Once we reached the train station I bought a ticket for my ride. Sixty rupees for a one way ride to Mysore. Less than a beer and barely more than a dollar. I made my way down to Platform 10 where our train was boarding. I had no idea what car to hop on so I nervously passed my ticket to a small man standing in the doorway of train car. He looked, gave me the traditional Indian head bob, a language all to itself that I could not decipher in that moment. After a few head bobs another passenger came back. He looked at my ticket and beckoned me onboard. I took a seat in the row across the aisle from the guy who helped me and his friend. Soon a man came through the car selling chai and lightly roasted peanuts. My helper bought both and sent an order of each to me. Soon we were deep in a very limited conversation. He spoke little English and I speak little (no) Hindi. For some reason one of the first questions people ask me over here is if I’m married. It’s a lot like going to family reunions. He spoke of his wife and his seven-month-old daughter. His friend was single and we joked about being of the same bachelor class.
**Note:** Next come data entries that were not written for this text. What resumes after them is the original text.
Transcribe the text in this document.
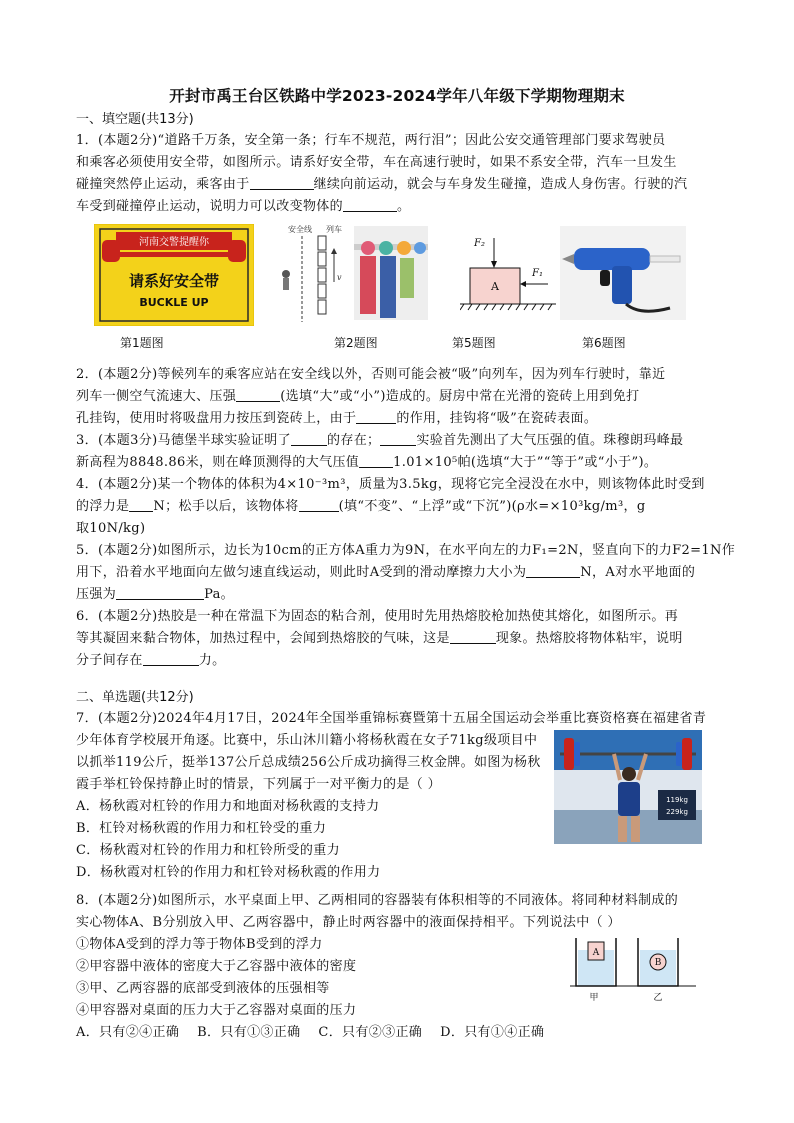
开封市禹王台区铁路中学2023-2024学年八年级下学期物理期末
一、填空题(共13分)
1．(本题2分)“道路千万条，安全第一条；行车不规范，两行泪”；因此公安交通管理部门要求驾驶员
和乘客必须使用安全带，如图所示。请系好安全带，车在高速行驶时，如果不系安全带，汽车一旦发生
碰撞突然停止运动，乘客由于	继续向前运动，就会与车身发生碰撞，造成人身伤害。行驶的汽
车受到碰撞停止运动，说明力可以改变物体的	。
河南交警提醒你
请系好安全带
BUCKLE UP
安全线 列车
v
F₂
A
F₁
第1题图	第2题图	第5题图	第6题图
2．(本题2分)等候列车的乘客应站在安全线以外，否则可能会被“吸”向列车，因为列车行驶时，靠近
列车一侧空气流速大、压强	(选填“大”或“小”)造成的。厨房中常在光滑的瓷砖上用到免打
孔挂钩，使用时将吸盘用力按压到瓷砖上，由于	的作用，挂钩将“吸”在瓷砖表面。
3．(本题3分)马德堡半球实验证明了	的存在；	实验首先测出了大气压强的值。珠穆朗玛峰最
新高程为8848.86米，则在峰顶测得的大气压值	1.01×10⁵帕(选填“大于”“等于”或“小于”)。
4．(本题2分)某一个物体的体积为4×10⁻³m³，质量为3.5kg，现将它完全浸没在水中，则该物体此时受到
的浮力是 N；松手以后，该物体将	(填“不变”、“上浮”或“下沉”)(ρ水=×10³kg/m³，g
取10N/kg)
5．(本题2分)如图所示，边长为10cm的正方体A重力为9N，在水平向左的力F₁=2N，竖直向下的力F2=1N作
用下，沿着水平地面向左做匀速直线运动，则此时A受到的滑动摩擦力大小为	N，A对水平地面的
压强为	Pa。
6．(本题2分)热胶是一种在常温下为固态的粘合剂，使用时先用热熔胶枪加热使其熔化，如图所示。再
等其凝固来黏合物体，加热过程中，会闻到热熔胶的气味，这是	现象。热熔胶将物体粘牢，说明
分子间存在	力。
二、单选题(共12分)
7．(本题2分)2024年4月17日，2024年全国举重锦标赛暨第十五届全国运动会举重比赛资格赛在福建省青
少年体育学校展开角逐。比赛中，乐山沐川籍小将杨秋霞在女子71kg级项目中
以抓举119公斤，挺举137公斤总成绩256公斤成功摘得三枚金牌。如图为杨秋
霞手举杠铃保持静止时的情景，下列属于一对平衡力的是（ ）
A．杨秋霞对杠铃的作用力和地面对杨秋霞的支持力
B．杠铃对杨秋霞的作用力和杠铃受的重力
C．杨秋霞对杠铃的作用力和杠铃所受的重力
D．杨秋霞对杠铃的作用力和杠铃对杨秋霞的作用力
119kg
229kg
8．(本题2分)如图所示，水平桌面上甲、乙两相同的容器装有体积相等的不同液体。将同种材料制成的
实心物体A、B分别放入甲、乙两容器中，静止时两容器中的液面保持相平。下列说法中（ ）
①物体A受到的浮力等于物体B受到的浮力
②甲容器中液体的密度大于乙容器中液体的密度
③甲、乙两容器的底部受到液体的压强相等
④甲容器对桌面的压力大于乙容器对桌面的压力
A．只有②④正确    B．只有①③正确    C．只有②③正确    D．只有①④正确
A
B
甲	乙
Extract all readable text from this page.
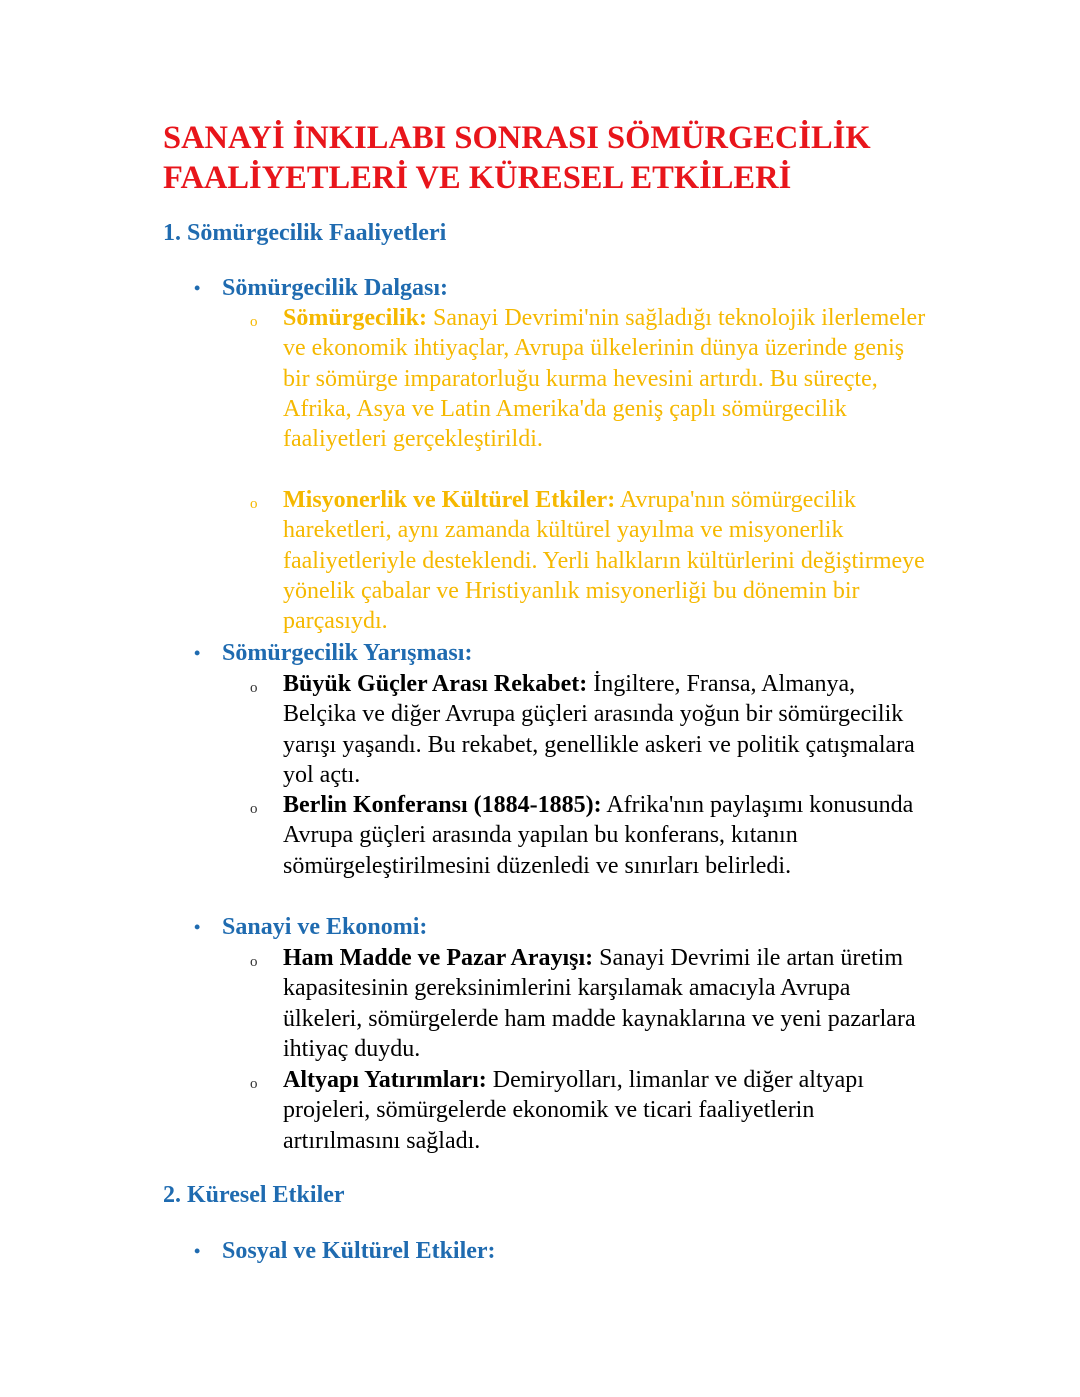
SANAYİ İNKILABI SONRASI SÖMÜRGECİLİK FAALİYETLERİ VE KÜRESEL ETKİLERİ
1. Sömürgecilik Faaliyetleri
• Sömürgecilik Dalgası:
o Sömürgecilik: Sanayi Devrimi'nin sağladığı teknolojik ilerlemeler ve ekonomik ihtiyaçlar, Avrupa ülkelerinin dünya üzerinde geniş bir sömürge imparatorluğu kurma hevesini artırdı. Bu süreçte, Afrika, Asya ve Latin Amerika'da geniş çaplı sömürgecilik faaliyetleri gerçekleştirildi.
o Misyonerlik ve Kültürel Etkiler: Avrupa'nın sömürgecilik hareketleri, aynı zamanda kültürel yayılma ve misyonerlik faaliyetleriyle desteklendi. Yerli halkların kültürlerini değiştirmeye yönelik çabalar ve Hristiyanlık misyonerliği bu dönemin bir parçasıydı.
• Sömürgecilik Yarışması:
o Büyük Güçler Arası Rekabet: İngiltere, Fransa, Almanya, Belçika ve diğer Avrupa güçleri arasında yoğun bir sömürgecilik yarışı yaşandı. Bu rekabet, genellikle askeri ve politik çatışmalara yol açtı.
o Berlin Konferansı (1884-1885): Afrika'nın paylaşımı konusunda Avrupa güçleri arasında yapılan bu konferans, kıtanın sömürgeleştirilmesini düzenledi ve sınırları belirledi.
• Sanayi ve Ekonomi:
o Ham Madde ve Pazar Arayışı: Sanayi Devrimi ile artan üretim kapasitesinin gereksinimlerini karşılamak amacıyla Avrupa ülkeleri, sömürgelerde ham madde kaynaklarına ve yeni pazarlara ihtiyaç duydu.
o Altyapı Yatırımları: Demiryolları, limanlar ve diğer altyapı projeleri, sömürgelerde ekonomik ve ticari faaliyetlerin artırılmasını sağladı.
2. Küresel Etkiler
• Sosyal ve Kültürel Etkiler:
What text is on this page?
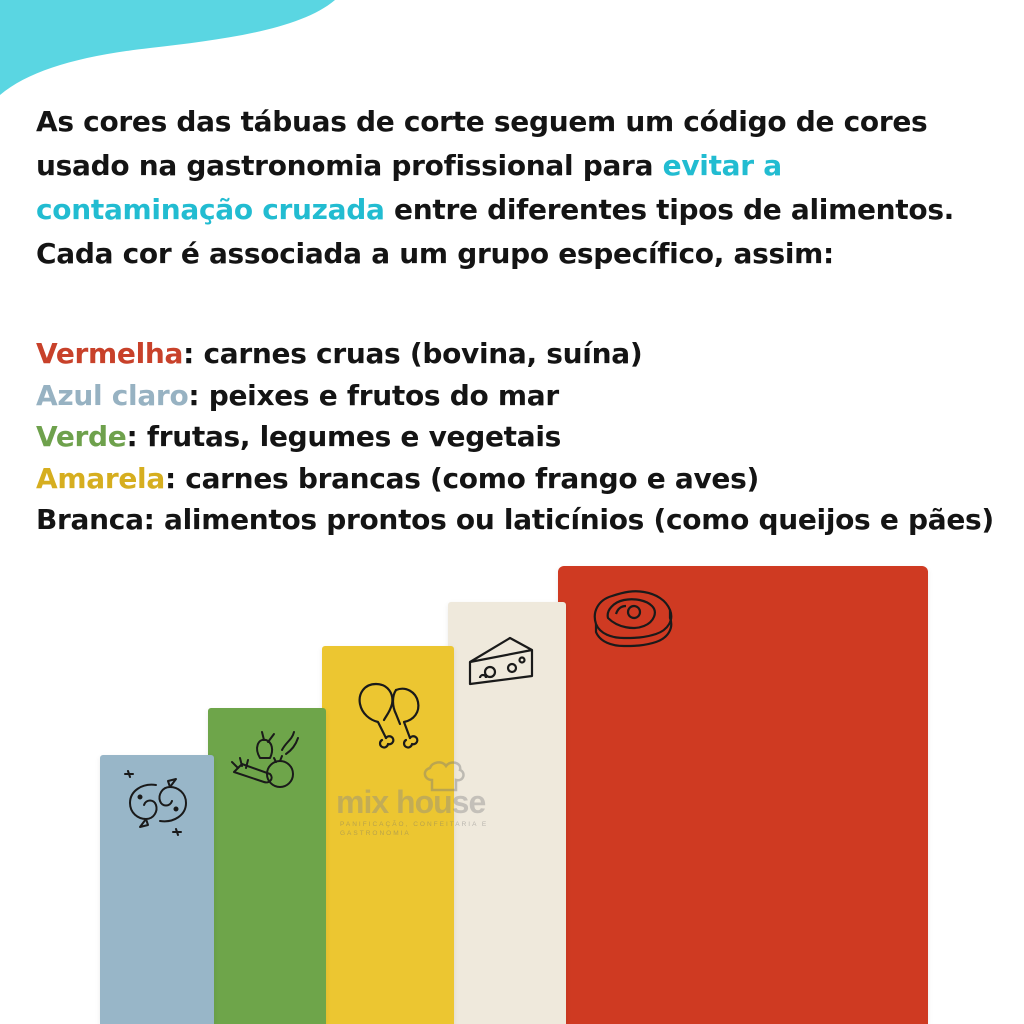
As cores das tábuas de corte seguem um código de cores usado na gastronomia profissional para evitar a contaminação cruzada entre diferentes tipos de alimentos. Cada cor é associada a um grupo específico, assim:
Vermelha: carnes cruas (bovina, suína)
Azul claro: peixes e frutos do mar
Verde: frutas, legumes e vegetais
Amarela: carnes brancas (como frango e aves)
Branca: alimentos prontos ou laticínios (como queijos e pães)
mix house
PANIFICAÇÃO, CONFEITARIA E GASTRONOMIA
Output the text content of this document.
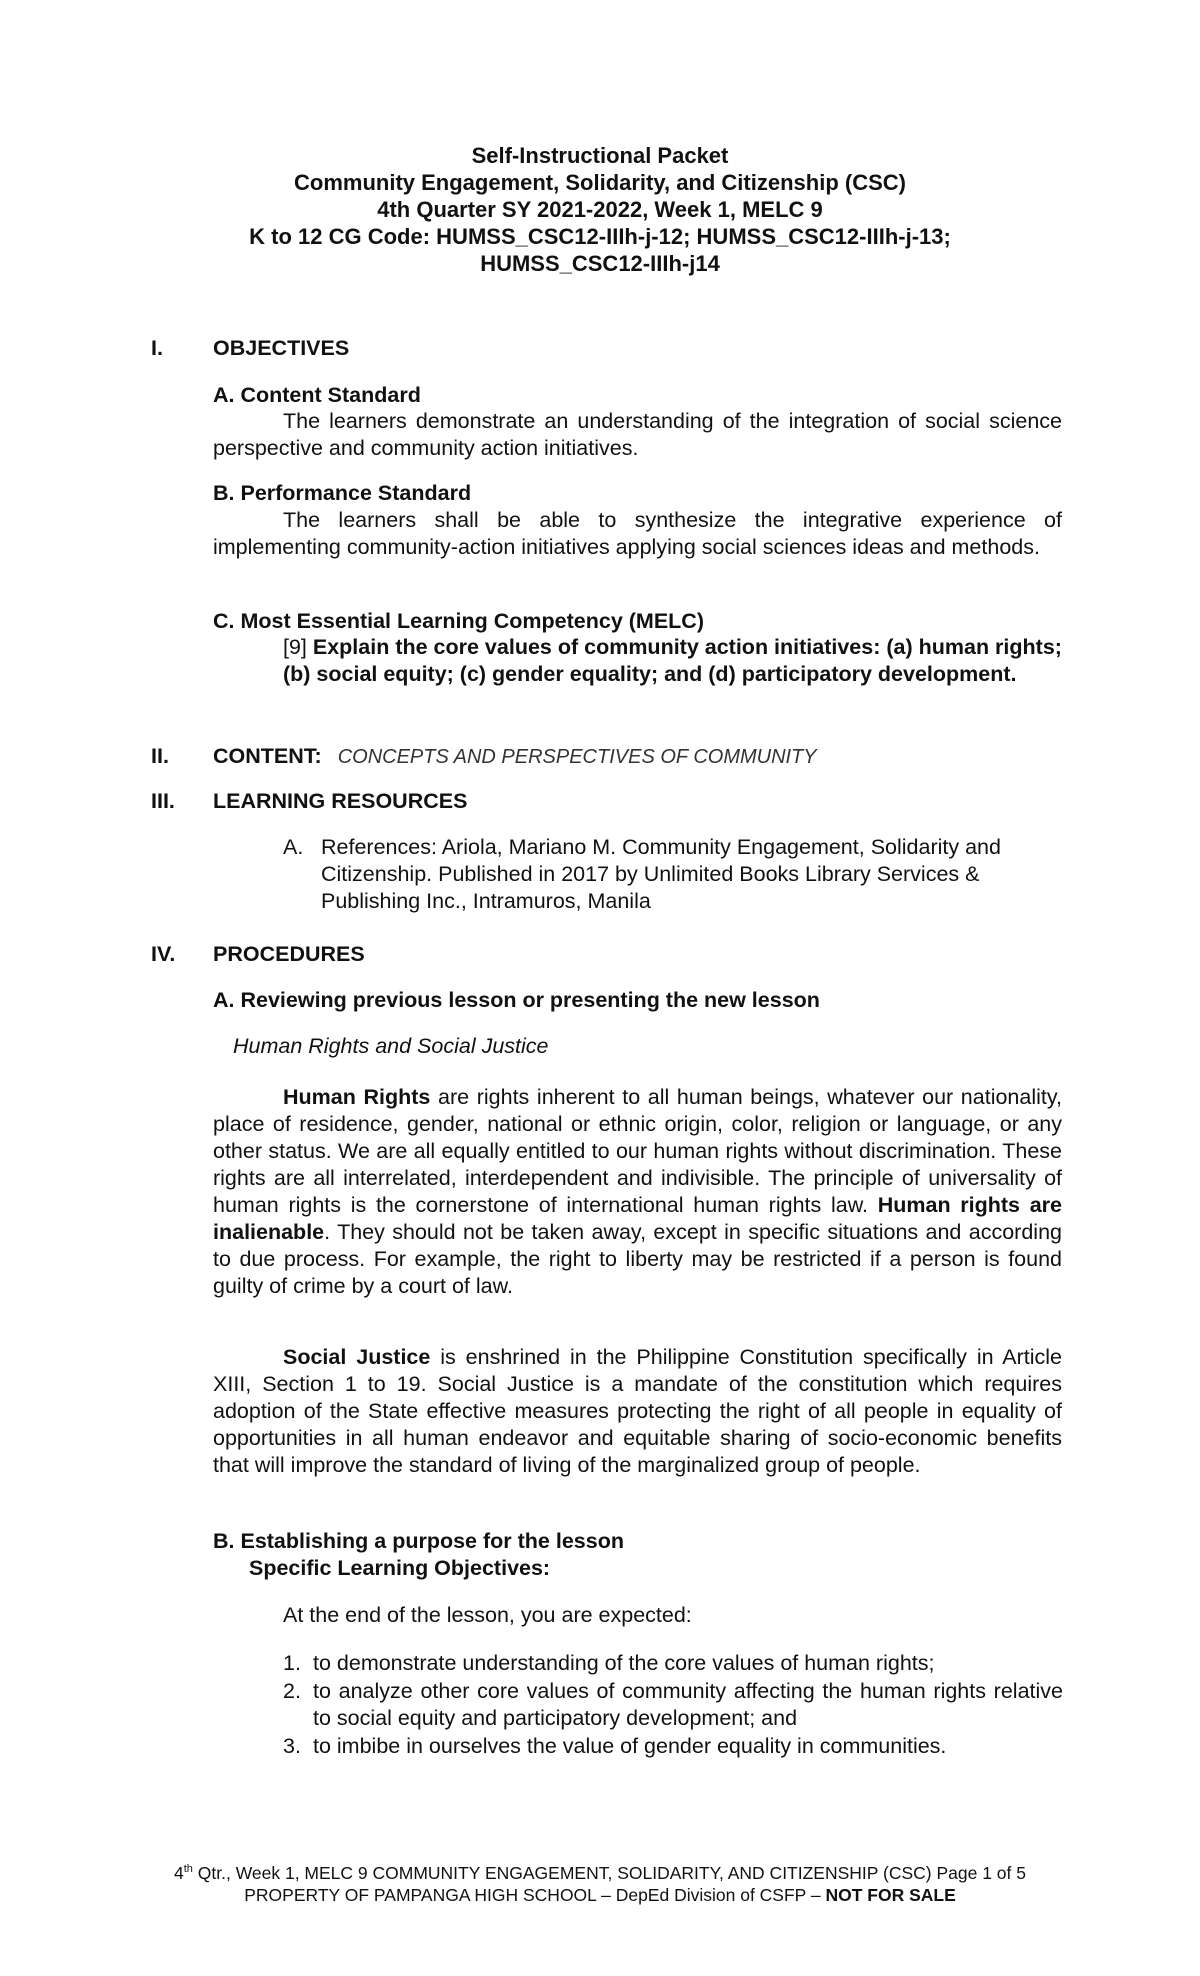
Self-Instructional Packet
Community Engagement, Solidarity, and Citizenship (CSC)
4th Quarter SY 2021-2022, Week 1, MELC 9
K to 12 CG Code: HUMSS_CSC12-IIIh-j-12; HUMSS_CSC12-IIIh-j-13;
HUMSS_CSC12-IIIh-j14
I.	OBJECTIVES
A. Content Standard
The learners demonstrate an understanding of the integration of social science perspective and community action initiatives.
B. Performance Standard
The learners shall be able to synthesize the integrative experience of implementing community-action initiatives applying social sciences ideas and methods.
C. Most Essential Learning Competency (MELC)
[9] Explain the core values of community action initiatives: (a) human rights; (b) social equity; (c) gender equality; and (d) participatory development.
II.	CONTENT: CONCEPTS AND PERSPECTIVES OF COMMUNITY
III.	LEARNING RESOURCES
A. References: Ariola, Mariano M. Community Engagement, Solidarity and Citizenship. Published in 2017 by Unlimited Books Library Services & Publishing Inc., Intramuros, Manila
IV.	PROCEDURES
A. Reviewing previous lesson or presenting the new lesson
Human Rights and Social Justice
Human Rights are rights inherent to all human beings, whatever our nationality, place of residence, gender, national or ethnic origin, color, religion or language, or any other status. We are all equally entitled to our human rights without discrimination. These rights are all interrelated, interdependent and indivisible. The principle of universality of human rights is the cornerstone of international human rights law. Human rights are inalienable. They should not be taken away, except in specific situations and according to due process. For example, the right to liberty may be restricted if a person is found guilty of crime by a court of law.
Social Justice is enshrined in the Philippine Constitution specifically in Article XIII, Section 1 to 19. Social Justice is a mandate of the constitution which requires adoption of the State effective measures protecting the right of all people in equality of opportunities in all human endeavor and equitable sharing of socio-economic benefits that will improve the standard of living of the marginalized group of people.
B. Establishing a purpose for the lesson
Specific Learning Objectives:
At the end of the lesson, you are expected:
1. to demonstrate understanding of the core values of human rights;
2. to analyze other core values of community affecting the human rights relative to social equity and participatory development; and
3. to imbibe in ourselves the value of gender equality in communities.
4th Qtr., Week 1, MELC 9 COMMUNITY ENGAGEMENT, SOLIDARITY, AND CITIZENSHIP (CSC) Page 1 of 5
PROPERTY OF PAMPANGA HIGH SCHOOL – DepEd Division of CSFP – NOT FOR SALE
As the train rolled through the countryside the generosity of the pair I had found became readily apparent. Anytime a vendor came through our cramped car to sell snacks they would hop on it, giving a share to me. Even when I’d try to beat them to it, they would have none of it. Maddur vada, vadai, chai, nuts, a fruit I had never heard of sliced with salt pushed into the cuts, they shared everything that came through. More than this, at every stop people would come through the train car asking for money. A man in an old army sweater and a fake leg dragged himself through the car, a small man with one hand a clubbed feet, a blind man and an old woman with a cleft palette. For every single person they would give them money when few others on our car would. They would share anything they could with the people around us. A baby sat in the row in front of them with her parents and every time the baby’s bottle would run out one of the pair would dart to the back to refill it so the father wouldn’t have to leave his wife and child. They insisted on getting my phone number. So I gave it to them but tried to explain I wouldn’t be able to receive a call until August. “Ok then…August fifth, I call.” He said to me as we were nearing Mysore. Once I got off the platform in Mysore one of the pair insisted on carrying my suitcase to my rickshaw. The driver was a bit annoyed but my new friend couldn’t be dissuaded. As we parted ways he shook my hand for the last time and disappeared into the swarm of people outside the station.